What i could say is that i noticed each time i tried to access Finance Web Server from Host C, i got a message over the Router interface which i can’t remember exactly sorry but it was smth like that “…… domain server (255.255.255.255) ……”
So, now after a bit search over internet i guess i ought to use “NO IP DOMAIN-LOOKUP” which prevents router from looking for DNS resolution !!!
with all my consideration, It will be helpful for future candidates if somebody can confirm or correct me
———————————————————–
All MCQs was familiar, if you have no doubt in concepts and you give sufficient time and concentration to all of 9tut sections, question became obvious and you figured out instantly the correct answer !!

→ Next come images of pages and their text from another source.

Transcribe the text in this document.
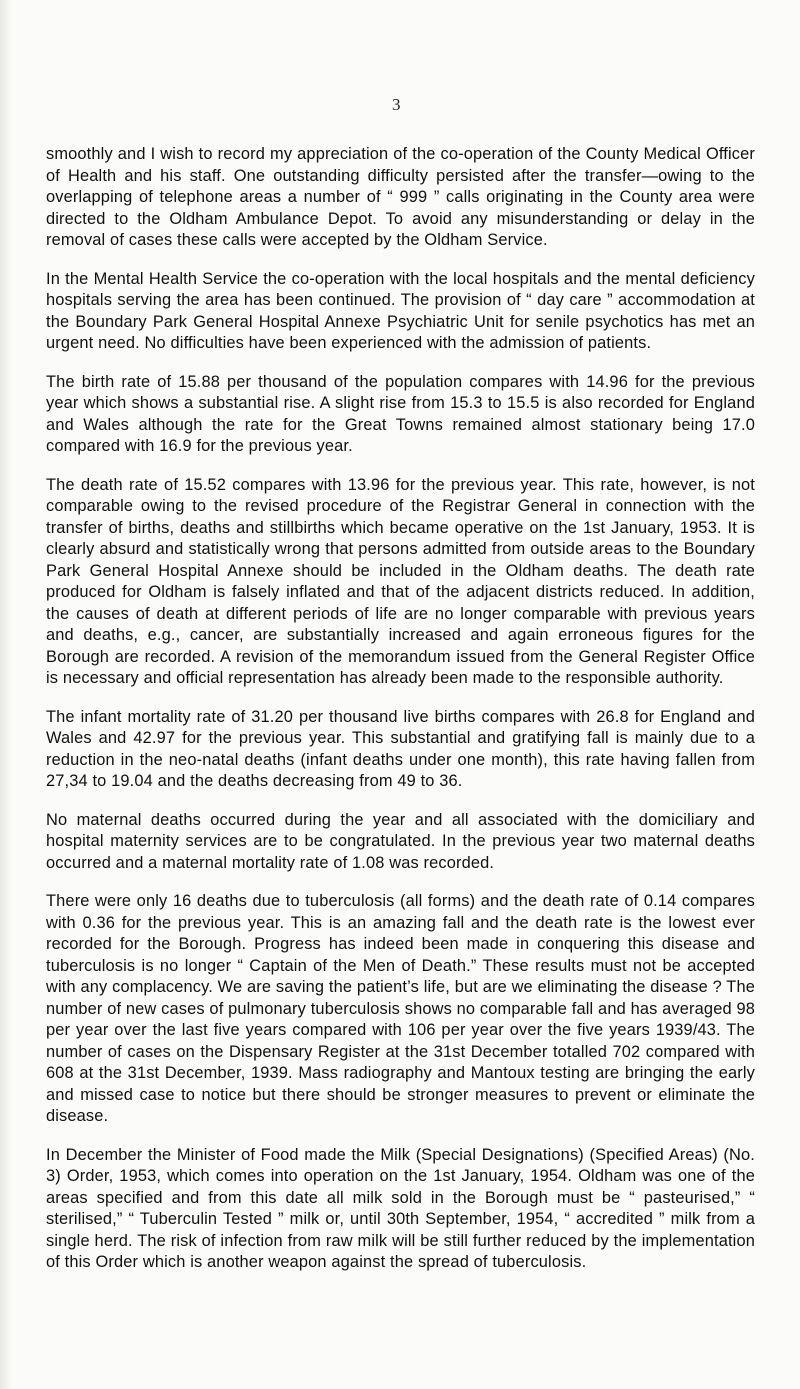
3

smoothly and I wish to record my appreciation of the co-operation of the County Medical Officer of Health and his staff. One outstanding difficulty persisted after the transfer—owing to the overlapping of telephone areas a number of “ 999 ” calls originating in the County area were directed to the Oldham Ambulance Depot. To avoid any misunderstanding or delay in the removal of cases these calls were accepted by the Oldham Service.

In the Mental Health Service the co-operation with the local hospitals and the mental deficiency hospitals serving the area has been continued. The provision of “ day care ” accommodation at the Boundary Park General Hospital Annexe Psychiatric Unit for senile psychotics has met an urgent need. No difficulties have been experienced with the admission of patients.

The birth rate of 15.88 per thousand of the population compares with 14.96 for the previous year which shows a substantial rise. A slight rise from 15.3 to 15.5 is also recorded for England and Wales although the rate for the Great Towns remained almost stationary being 17.0 compared with 16.9 for the previous year.

The death rate of 15.52 compares with 13.96 for the previous year. This rate, however, is not comparable owing to the revised procedure of the Registrar General in connection with the transfer of births, deaths and stillbirths which became operative on the 1st January, 1953. It is clearly absurd and statistically wrong that persons admitted from outside areas to the Boundary Park General Hospital Annexe should be included in the Oldham deaths. The death rate produced for Oldham is falsely inflated and that of the adjacent districts reduced. In addition, the causes of death at different periods of life are no longer comparable with previous years and deaths, e.g., cancer, are substantially increased and again erroneous figures for the Borough are recorded. A revision of the memorandum issued from the General Register Office is necessary and official representation has already been made to the responsible authority.

The infant mortality rate of 31.20 per thousand live births compares with 26.8 for England and Wales and 42.97 for the previous year. This substantial and gratifying fall is mainly due to a reduction in the neo-natal deaths (infant deaths under one month), this rate having fallen from 27,34 to 19.04 and the deaths decreasing from 49 to 36.

No maternal deaths occurred during the year and all associated with the domiciliary and hospital maternity services are to be congratulated. In the previous year two maternal deaths occurred and a maternal mortality rate of 1.08 was recorded.

There were only 16 deaths due to tuberculosis (all forms) and the death rate of 0.14 compares with 0.36 for the previous year. This is an amazing fall and the death rate is the lowest ever recorded for the Borough. Progress has indeed been made in conquering this disease and tuberculosis is no longer “ Captain of the Men of Death.” These results must not be accepted with any complacency. We are saving the patient’s life, but are we eliminating the disease ? The number of new cases of pulmonary tuberculosis shows no comparable fall and has averaged 98 per year over the last five years compared with 106 per year over the five years 1939/43. The number of cases on the Dispensary Register at the 31st December totalled 702 compared with 608 at the 31st December, 1939. Mass radiography and Mantoux testing are bringing the early and missed case to notice but there should be stronger measures to prevent or eliminate the disease.

In December the Minister of Food made the Milk (Special Designations) (Specified Areas) (No. 3) Order, 1953, which comes into operation on the 1st January, 1954. Oldham was one of the areas specified and from this date all milk sold in the Borough must be “ pasteurised,” “ sterilised,” “ Tuberculin Tested ” milk or, until 30th September, 1954, “ accredited ” milk from a single herd. The risk of infection from raw milk will be still further reduced by the implementation of this Order which is another weapon against the spread of tuberculosis.
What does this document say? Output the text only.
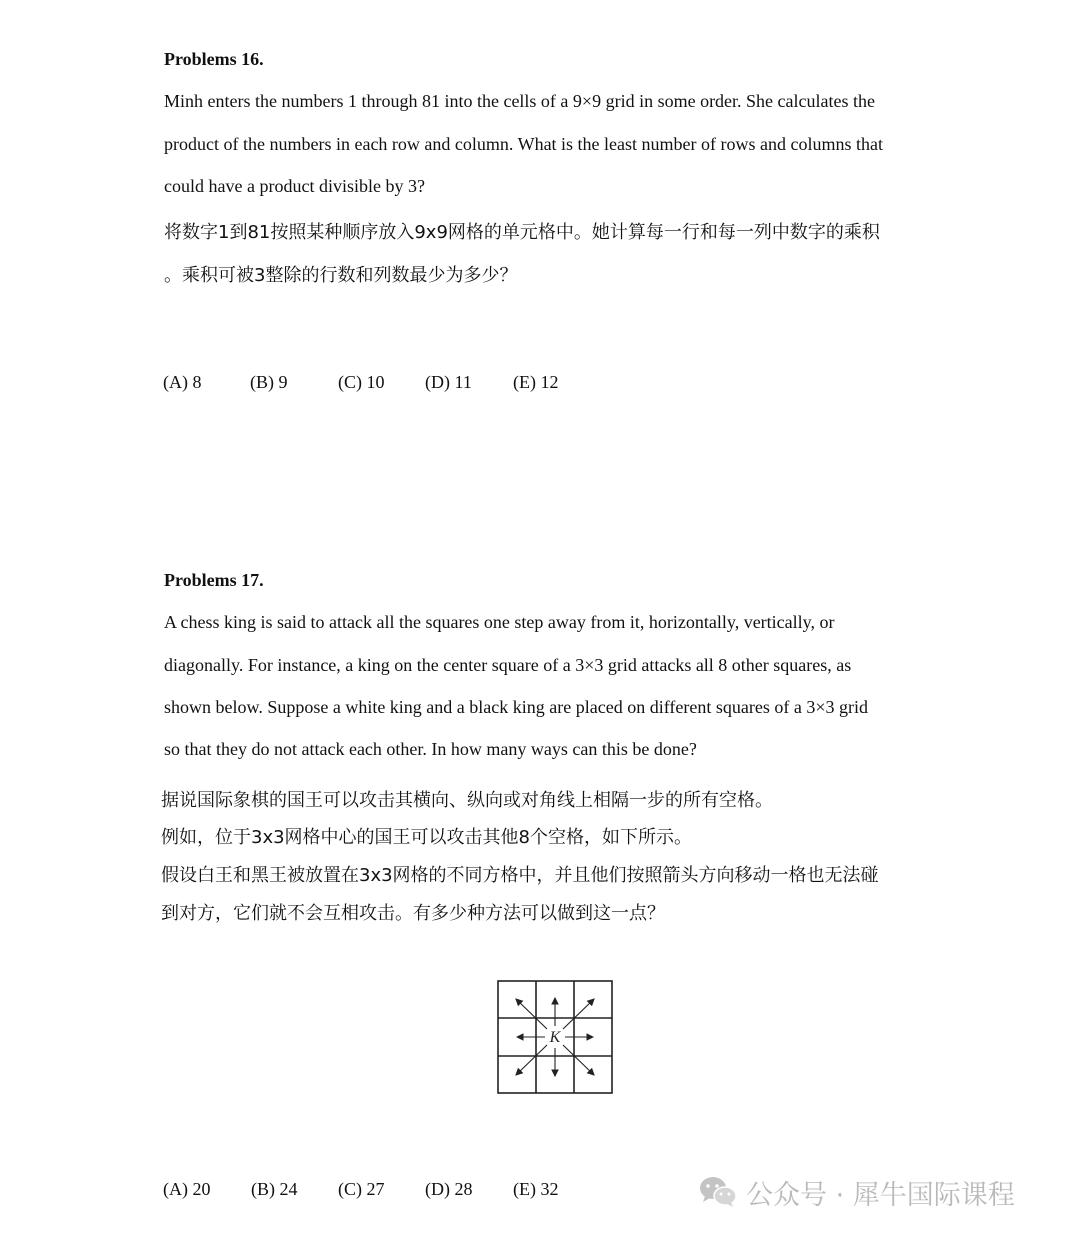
Problems 16.
Minh enters the numbers 1 through 81 into the cells of a 9×9 grid in some order. She calculates the
product of the numbers in each row and column. What is the least number of rows and columns that
could have a product divisible by 3?
将数字1到81按照某种顺序放入9x9网格的单元格中。她计算每一行和每一列中数字的乘积
。乘积可被3整除的行数和列数最少为多少？
(A) 8	(B) 9	(C) 10 (D) 11 (E) 12
Problems 17.
A chess king is said to attack all the squares one step away from it, horizontally, vertically, or
diagonally. For instance, a king on the center square of a 3×3 grid attacks all 8 other squares, as
shown below. Suppose a white king and a black king are placed on different squares of a 3×3 grid
so that they do not attack each other. In how many ways can this be done?
据说国际象棋的国王可以攻击其横向、纵向或对角线上相隔一步的所有空格。
例如，位于3x3网格中心的国王可以攻击其他8个空格，如下所示。
假设白王和黑王被放置在3x3网格的不同方格中，并且他们按照箭头方向移动一格也无法碰
到对方，它们就不会互相攻击。有多少种方法可以做到这一点？
K
(A) 20 (B) 24 (C) 27 (D) 28 (E) 32	公众号 · 犀牛国际课程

**********************************************************
This is my email: ohaysama5@gmail.com If I can be of any help feel free to ask.
CCNP Route i’m coming :D
They didn’t give me the assigned ip address to the finance server on the exam. How do you figure that out?
hie thanks for the sims can someone send me the latest sims i am taking the exam in a week
my email address macharks5024@gmail.com
The application of the access-list 100 that you created in the sim above to the OUT of interface fa0/0 seems wrong to me. Host C, other hosts from the LAN and CORE are going to be accessing resources in the server LAN. The acces-list should be applied inwards because they are coming in through the router into the server LAN.
ip access-group 100 in
Let me know your thought.
Cheers.
Which command allow you to verify encapsulation type (Cisco or IETF ) for a frame relay link ?
Show frame Lmi
Show framelay map
@aranbada
We should create an access-list and apply it to the interface which is connected to the Server LAN because it can filter out traffic from both Sw-2 and Core networks.